Invisible architecture

Kuehn Malvezzi + Transsolar

Invisible architecture

Contrary to what one would expect from an exhibition in an architecture gallery, the installation realized jointly by Kuehn Malvezzi and Transsolar was sensually perceptible, but not conspicuous. The experiment is based on an understanding of architecture that does not define architecture and thus also the city decisively through objects, but instead focuses on the perception of space and therefore advocates new forms of cooperation.

How a user perceives a space goes far beyond the visible. Consequently, visitors to "Invisible Architecture" could also have experienced the exhibition blindly. What they saw were two seemingly identical rooms - of the same size, white and empty. Only by speaking, calling or singing could the very considerable differences be experienced. While one room seemed homogeneous and muffled, the other revealed different acoustic properties such as reverberation, surprising sound transmissions or amplifications, depending on the position in the room.

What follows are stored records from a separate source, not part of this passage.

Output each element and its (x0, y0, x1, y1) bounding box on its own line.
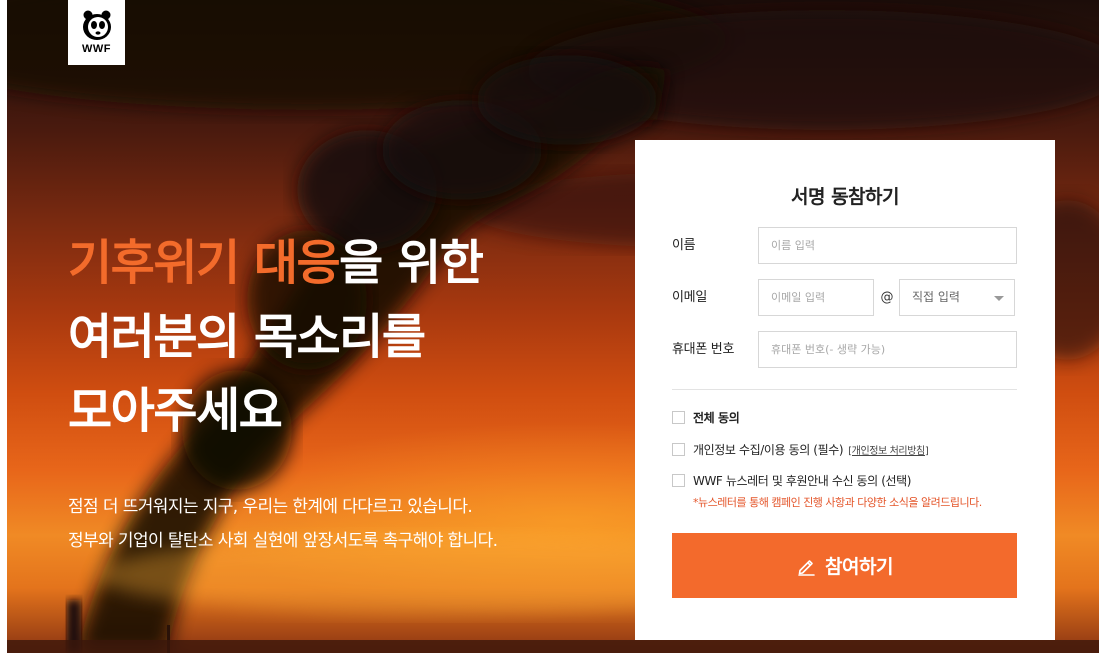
panda-icon (82, 10, 111, 40)
consent-privacy[interactable]: 개인정보 수집/이용 동의 (필수) [개인정보 처리방침] (672, 440, 929, 458)
headline-accent: 기후위기 대응 (68, 235, 341, 291)
consent-newsletter-checkbox[interactable] (672, 473, 685, 487)
signature-form-panel: 서명 동참하기 이름 이메일 @ 직접 입력 휴대폰 번호 전체 동의 개인정보… (635, 140, 1055, 640)
email-domain-select[interactable]: 직접 입력 (899, 279, 1015, 316)
form-title: 서명 동참하기 (791, 186, 900, 208)
consent-all-checkbox[interactable] (672, 410, 685, 424)
newsletter-note: *뉴스레터를 통해 캠페인 진행 사항과 다양한 소식을 알려드립니다. (693, 496, 982, 509)
chevron-down-icon (994, 296, 1004, 301)
subcopy-line-2: 정부와 기업이 탈탄소 사회 실현에 앞장서도록 촉구해야 합니다. (68, 531, 498, 551)
consent-all[interactable]: 전체 동의 (672, 408, 740, 426)
name-label: 이름 (672, 238, 696, 253)
email-domain-value: 직접 입력 (912, 290, 960, 304)
privacy-policy-link[interactable]: [개인정보 처리방침] (848, 442, 929, 457)
logo-text: WWF (82, 43, 111, 55)
headline-line-1: 기후위기 대응을 위한 (68, 226, 628, 300)
email-fields: @ 직접 입력 (758, 279, 1017, 316)
email-input[interactable] (758, 279, 874, 316)
hero-headline: 기후위기 대응을 위한 여러분의 목소리를 모아주세요 (68, 226, 628, 448)
headline-line-2: 여러분의 목소리를 (68, 309, 426, 365)
phone-label: 휴대폰 번호 (672, 342, 735, 357)
name-row: 이름 (672, 227, 1017, 264)
email-row: 이메일 @ 직접 입력 (672, 279, 1017, 316)
wwf-logo[interactable]: WWF (68, 0, 125, 65)
consent-all-label: 전체 동의 (693, 410, 740, 425)
pencil-icon (796, 556, 816, 576)
email-label: 이메일 (672, 290, 707, 305)
submit-label: 참여하기 (825, 556, 893, 578)
submit-button[interactable]: 참여하기 (672, 533, 1017, 598)
consent-newsletter[interactable]: WWF 뉴스레터 및 후원안내 수신 동의 (선택) (672, 471, 911, 489)
at-sign: @ (880, 290, 894, 305)
hero-subcopy: 점점 더 뜨거워지는 지구, 우리는 한계에 다다르고 있습니다. 정부와 기업… (68, 490, 628, 558)
consent-newsletter-label: WWF 뉴스레터 및 후원안내 수신 동의 (선택) (693, 473, 912, 488)
phone-row: 휴대폰 번호 (672, 331, 1017, 368)
subcopy-line-1: 점점 더 뜨거워지는 지구, 우리는 한계에 다다르고 있습니다. (68, 497, 473, 517)
consent-privacy-label: 개인정보 수집/이용 동의 (필수) (693, 442, 844, 457)
headline-line-3: 모아주세요 (68, 383, 283, 439)
consent-privacy-checkbox[interactable] (672, 442, 685, 456)
headline-line-1-rest: 을 위한 (339, 235, 484, 291)
name-input[interactable] (758, 227, 1017, 264)
phone-input[interactable] (758, 331, 1017, 368)
form-divider (672, 389, 1017, 390)
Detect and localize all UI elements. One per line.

The radically different properties of the rooms, which looked the same, were the result of precise measures that Transsolar had investigated in detailed modelling and simulations. In the exhibition as a 1:1 model, these were installed invisible to the visitors. Behind the visually perceptible clear room edges, for example, was a complex room geometry that generated the various effects of the reverberating room.

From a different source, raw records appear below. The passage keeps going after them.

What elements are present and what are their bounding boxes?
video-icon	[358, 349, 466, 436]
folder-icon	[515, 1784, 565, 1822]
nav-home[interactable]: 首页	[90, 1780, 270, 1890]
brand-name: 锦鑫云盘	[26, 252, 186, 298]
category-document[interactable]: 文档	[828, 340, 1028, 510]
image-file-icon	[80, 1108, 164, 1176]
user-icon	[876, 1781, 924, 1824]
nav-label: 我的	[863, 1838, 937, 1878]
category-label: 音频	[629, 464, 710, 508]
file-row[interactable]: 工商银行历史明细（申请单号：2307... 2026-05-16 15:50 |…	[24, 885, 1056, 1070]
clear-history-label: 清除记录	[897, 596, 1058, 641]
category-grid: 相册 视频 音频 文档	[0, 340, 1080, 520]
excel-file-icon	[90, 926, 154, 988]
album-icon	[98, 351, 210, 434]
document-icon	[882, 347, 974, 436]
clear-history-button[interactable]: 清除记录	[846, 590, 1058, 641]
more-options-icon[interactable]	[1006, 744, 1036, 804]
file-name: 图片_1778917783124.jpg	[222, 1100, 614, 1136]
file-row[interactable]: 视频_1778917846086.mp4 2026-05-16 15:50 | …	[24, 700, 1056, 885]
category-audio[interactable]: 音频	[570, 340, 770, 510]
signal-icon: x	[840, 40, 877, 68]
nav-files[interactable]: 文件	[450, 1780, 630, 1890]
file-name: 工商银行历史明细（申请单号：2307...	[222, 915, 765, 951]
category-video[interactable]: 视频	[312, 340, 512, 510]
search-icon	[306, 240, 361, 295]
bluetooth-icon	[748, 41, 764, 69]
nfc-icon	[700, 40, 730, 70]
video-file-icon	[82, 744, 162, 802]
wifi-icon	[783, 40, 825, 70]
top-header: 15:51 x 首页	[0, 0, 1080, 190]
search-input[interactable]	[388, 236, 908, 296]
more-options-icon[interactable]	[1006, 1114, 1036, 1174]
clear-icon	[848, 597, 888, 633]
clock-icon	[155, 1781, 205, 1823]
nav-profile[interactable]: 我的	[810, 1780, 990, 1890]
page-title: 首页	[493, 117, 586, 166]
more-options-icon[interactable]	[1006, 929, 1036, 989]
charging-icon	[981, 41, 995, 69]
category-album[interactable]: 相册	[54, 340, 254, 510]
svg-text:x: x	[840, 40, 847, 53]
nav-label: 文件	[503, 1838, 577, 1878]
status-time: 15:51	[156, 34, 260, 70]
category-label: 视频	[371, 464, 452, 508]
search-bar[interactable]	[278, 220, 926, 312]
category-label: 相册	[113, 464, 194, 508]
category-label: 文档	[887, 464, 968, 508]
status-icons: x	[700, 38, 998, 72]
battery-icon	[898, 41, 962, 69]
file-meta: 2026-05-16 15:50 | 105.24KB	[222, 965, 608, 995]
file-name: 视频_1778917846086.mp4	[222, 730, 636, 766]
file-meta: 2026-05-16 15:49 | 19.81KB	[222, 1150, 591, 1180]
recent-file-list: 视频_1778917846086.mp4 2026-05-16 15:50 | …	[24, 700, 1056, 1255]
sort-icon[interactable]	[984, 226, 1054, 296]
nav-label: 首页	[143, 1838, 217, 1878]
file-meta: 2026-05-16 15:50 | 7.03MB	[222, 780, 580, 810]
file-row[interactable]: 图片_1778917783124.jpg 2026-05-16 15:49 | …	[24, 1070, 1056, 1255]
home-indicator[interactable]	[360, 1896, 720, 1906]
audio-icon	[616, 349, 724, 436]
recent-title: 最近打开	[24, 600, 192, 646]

Acoustic comfort is an aspect that is often neglected in planning. Freed from visual distractions, however, the 1:1 model, together with the impressions of the users or exhibition visitors, showed very well how acoustic properties influence the overall perception of the room, what feels pleasant and what feels less so. The installation was therefore also exemplary in a much broader sense: "Invisible Architecture" has redistributed the roles of architect and engineer.

Architecture, understood as a primarily spatial practice, opens the way for real community work. The conventional distribution of roles, in which an overall picture created by architects merely integrates the solutions of engineers, is discarded in favor of an architectural and urban planning approach characterized by the co-authority of the planners involved.